Residential 100 Mbps offers unlimited data, but download speeds are capped at 100 Mbps. Despite the price hike, it’s still tied with Starlink’s base Roam plan as the company’s cheapest offering overall. That’s notable given Starlink just doubled the data allowance on its entry-level Roam plan from 50GB to 100GB at no extra cost this week.

The return of the 100 Mbps tier is part of a broader rebrand of Starlink’s Residential lineup, which now consists of three plans. Residential Max is the top-tier, premium option at $120 per month and includes several new perks, such as a complimentary Router Mini for mesh Wi-Fi, a Starlink Mini dish available as a free rental for travel, and a 50% discount on Roam subscriptions. Residential Lite has also been renamed to Residential 200 Mbps, keeping its $80 monthly price but reducing maximum speeds from 250 Mbps to 200 Mbps.
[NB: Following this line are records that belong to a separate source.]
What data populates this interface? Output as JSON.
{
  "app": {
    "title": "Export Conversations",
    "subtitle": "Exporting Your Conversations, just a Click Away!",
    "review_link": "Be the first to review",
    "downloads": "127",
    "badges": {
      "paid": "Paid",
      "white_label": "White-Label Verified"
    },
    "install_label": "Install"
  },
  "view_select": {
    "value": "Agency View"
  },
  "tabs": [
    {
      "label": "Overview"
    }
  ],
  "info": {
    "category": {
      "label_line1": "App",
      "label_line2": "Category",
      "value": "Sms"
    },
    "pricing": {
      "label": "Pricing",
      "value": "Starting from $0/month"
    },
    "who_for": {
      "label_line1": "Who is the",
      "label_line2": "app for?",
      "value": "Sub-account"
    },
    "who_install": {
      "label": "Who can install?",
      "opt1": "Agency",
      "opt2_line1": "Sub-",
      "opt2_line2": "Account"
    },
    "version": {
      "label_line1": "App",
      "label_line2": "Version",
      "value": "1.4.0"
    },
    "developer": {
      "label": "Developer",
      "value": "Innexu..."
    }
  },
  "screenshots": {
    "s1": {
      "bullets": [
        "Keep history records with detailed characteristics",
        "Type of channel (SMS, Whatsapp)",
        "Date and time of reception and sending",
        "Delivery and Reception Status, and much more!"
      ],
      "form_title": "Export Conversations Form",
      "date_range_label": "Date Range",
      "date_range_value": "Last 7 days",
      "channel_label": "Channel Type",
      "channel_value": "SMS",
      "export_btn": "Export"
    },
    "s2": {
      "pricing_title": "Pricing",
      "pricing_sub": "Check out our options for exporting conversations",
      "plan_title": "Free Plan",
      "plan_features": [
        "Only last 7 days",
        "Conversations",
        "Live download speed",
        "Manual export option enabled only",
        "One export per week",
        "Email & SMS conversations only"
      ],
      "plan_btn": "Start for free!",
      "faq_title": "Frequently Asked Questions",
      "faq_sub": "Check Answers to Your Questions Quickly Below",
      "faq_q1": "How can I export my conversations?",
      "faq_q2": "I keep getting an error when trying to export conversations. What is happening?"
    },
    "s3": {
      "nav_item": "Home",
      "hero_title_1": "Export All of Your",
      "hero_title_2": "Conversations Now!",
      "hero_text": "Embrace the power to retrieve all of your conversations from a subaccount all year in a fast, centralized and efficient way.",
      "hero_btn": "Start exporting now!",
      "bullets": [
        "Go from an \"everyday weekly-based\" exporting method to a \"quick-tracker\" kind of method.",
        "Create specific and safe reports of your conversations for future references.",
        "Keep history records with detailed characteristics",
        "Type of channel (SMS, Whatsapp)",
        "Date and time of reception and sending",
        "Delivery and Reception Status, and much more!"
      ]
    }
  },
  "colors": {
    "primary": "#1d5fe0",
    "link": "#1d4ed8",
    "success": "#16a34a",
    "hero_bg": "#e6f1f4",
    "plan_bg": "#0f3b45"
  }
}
Existing customers who upgrade to Residential Max will gain access to the new benefits, but downgrading means losing those perks and potentially paying for the Starlink Mini rental. In areas where network congestion is high, Starlink appears to only be offering Residential Max, sometimes paired with a one-time “demand surcharge.”

The changes come as Starlink continues to scale aggressively, now boasting more than 9.2 million users worldwide and fresh approval from the FCC to double its next-generation satellite constellation. With capacity expanding and pricing strategies evolving, Starlink’s Residential plans remain very much in flux.